Old Testament Reading

The reading is from Proverbs 2:1-22

My son, if you receive my words and treasure up my commandments with you, making your ear attentive to wisdom and inclining your heart to understanding; yes, if you cry out for insight and raise your voice for understanding, if you seek it like silver and search for it as for hidden treasures; then you will understand the fear of the Lord and find the knowledge of God.  For the Lord gives wisdom; from his mouth come knowledge and understanding; he stores up sound wisdom for the upright; he is a shield to those who walk in integrity, guarding the paths of justice and preserving the way of his saints.  Then you will understand righteousness and justice and equity, every good path; for wisdom will come into your heart, and knowledge will be pleasant to your soul; discretion will watch over you; understanding will guard you; delivering you from the way of evil, from men of perverted speech, who forsake the paths of uprightness to walk in the ways of darkness, who rejoice in doing
  evil and delight in the perverseness of evil; men whose paths are crooked, and who are devious in their ways.

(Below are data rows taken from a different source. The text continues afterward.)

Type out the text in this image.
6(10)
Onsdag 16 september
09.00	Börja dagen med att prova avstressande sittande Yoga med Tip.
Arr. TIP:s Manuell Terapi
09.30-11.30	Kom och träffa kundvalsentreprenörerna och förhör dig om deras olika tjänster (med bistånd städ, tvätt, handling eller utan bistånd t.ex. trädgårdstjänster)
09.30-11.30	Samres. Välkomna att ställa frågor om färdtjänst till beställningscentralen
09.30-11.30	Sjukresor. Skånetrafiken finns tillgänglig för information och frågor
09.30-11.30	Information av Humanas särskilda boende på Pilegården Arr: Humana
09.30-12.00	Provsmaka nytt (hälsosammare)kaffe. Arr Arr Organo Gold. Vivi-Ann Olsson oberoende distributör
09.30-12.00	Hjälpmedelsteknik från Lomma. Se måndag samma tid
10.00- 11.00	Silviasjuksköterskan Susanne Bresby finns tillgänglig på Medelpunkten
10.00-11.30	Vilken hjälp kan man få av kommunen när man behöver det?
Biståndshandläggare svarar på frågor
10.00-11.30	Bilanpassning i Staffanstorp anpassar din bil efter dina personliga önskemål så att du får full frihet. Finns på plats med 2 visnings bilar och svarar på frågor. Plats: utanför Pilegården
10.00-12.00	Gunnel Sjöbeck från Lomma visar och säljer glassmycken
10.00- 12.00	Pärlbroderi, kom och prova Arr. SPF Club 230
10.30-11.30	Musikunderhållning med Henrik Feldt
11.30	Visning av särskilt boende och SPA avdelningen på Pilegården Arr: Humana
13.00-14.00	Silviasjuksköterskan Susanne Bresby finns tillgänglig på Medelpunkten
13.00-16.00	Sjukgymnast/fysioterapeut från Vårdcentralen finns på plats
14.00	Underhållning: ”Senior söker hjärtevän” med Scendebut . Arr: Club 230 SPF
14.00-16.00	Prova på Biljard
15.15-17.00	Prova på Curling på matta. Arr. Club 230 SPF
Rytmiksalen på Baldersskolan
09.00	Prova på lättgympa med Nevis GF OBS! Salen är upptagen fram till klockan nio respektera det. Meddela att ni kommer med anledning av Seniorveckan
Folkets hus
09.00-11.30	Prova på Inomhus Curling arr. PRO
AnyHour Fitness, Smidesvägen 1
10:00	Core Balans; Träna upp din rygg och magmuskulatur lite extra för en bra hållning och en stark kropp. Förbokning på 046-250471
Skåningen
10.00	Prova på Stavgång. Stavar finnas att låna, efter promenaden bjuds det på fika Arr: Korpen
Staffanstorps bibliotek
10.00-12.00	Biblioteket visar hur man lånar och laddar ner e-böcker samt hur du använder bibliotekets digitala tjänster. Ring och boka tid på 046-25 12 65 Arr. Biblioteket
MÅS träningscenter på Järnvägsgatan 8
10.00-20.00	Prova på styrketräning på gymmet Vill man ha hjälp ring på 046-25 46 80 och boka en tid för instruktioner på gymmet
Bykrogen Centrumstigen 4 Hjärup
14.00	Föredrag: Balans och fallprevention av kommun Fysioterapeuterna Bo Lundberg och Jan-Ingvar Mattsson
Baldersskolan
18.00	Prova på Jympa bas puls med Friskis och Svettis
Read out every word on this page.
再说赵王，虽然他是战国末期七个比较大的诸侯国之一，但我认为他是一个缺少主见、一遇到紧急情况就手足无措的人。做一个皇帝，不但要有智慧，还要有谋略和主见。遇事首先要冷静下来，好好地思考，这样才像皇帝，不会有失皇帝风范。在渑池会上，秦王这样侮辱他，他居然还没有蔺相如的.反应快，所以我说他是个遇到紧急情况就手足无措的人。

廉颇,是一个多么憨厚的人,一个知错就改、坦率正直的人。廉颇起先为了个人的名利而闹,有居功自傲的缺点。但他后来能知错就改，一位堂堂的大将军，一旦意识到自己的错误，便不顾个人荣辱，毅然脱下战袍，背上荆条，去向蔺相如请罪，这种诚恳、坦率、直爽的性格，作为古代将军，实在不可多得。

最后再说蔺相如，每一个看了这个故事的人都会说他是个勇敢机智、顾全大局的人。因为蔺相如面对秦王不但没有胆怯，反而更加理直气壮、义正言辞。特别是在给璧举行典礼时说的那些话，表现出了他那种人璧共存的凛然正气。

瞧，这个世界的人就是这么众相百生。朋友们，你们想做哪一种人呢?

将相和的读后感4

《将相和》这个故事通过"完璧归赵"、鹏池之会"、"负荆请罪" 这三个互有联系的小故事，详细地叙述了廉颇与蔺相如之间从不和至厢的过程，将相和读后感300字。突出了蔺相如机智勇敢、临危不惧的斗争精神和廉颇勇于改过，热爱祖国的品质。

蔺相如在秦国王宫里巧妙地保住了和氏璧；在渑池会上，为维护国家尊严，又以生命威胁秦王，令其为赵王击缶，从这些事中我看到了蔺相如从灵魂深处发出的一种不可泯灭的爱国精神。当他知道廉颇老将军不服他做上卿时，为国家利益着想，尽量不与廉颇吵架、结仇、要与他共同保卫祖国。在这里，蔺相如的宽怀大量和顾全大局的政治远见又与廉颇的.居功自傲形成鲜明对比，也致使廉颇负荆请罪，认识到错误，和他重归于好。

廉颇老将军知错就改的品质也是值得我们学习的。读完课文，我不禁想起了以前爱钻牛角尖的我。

You will be saved from the loose woman, from the adventuress with her smooth words, who forsakes the companion of her youth and forgets the covenant of her God; for her house sinks down to death, and her paths to the shades; none who go to her come back nor do they regain the paths of life.

So you will walk in the way of good men and keep to the paths of the righteous.  For the upright will inhabit the land, and men of integrity will remain in it; but the wicked will be cut off from the land, and the treacherous will be rooted out of it.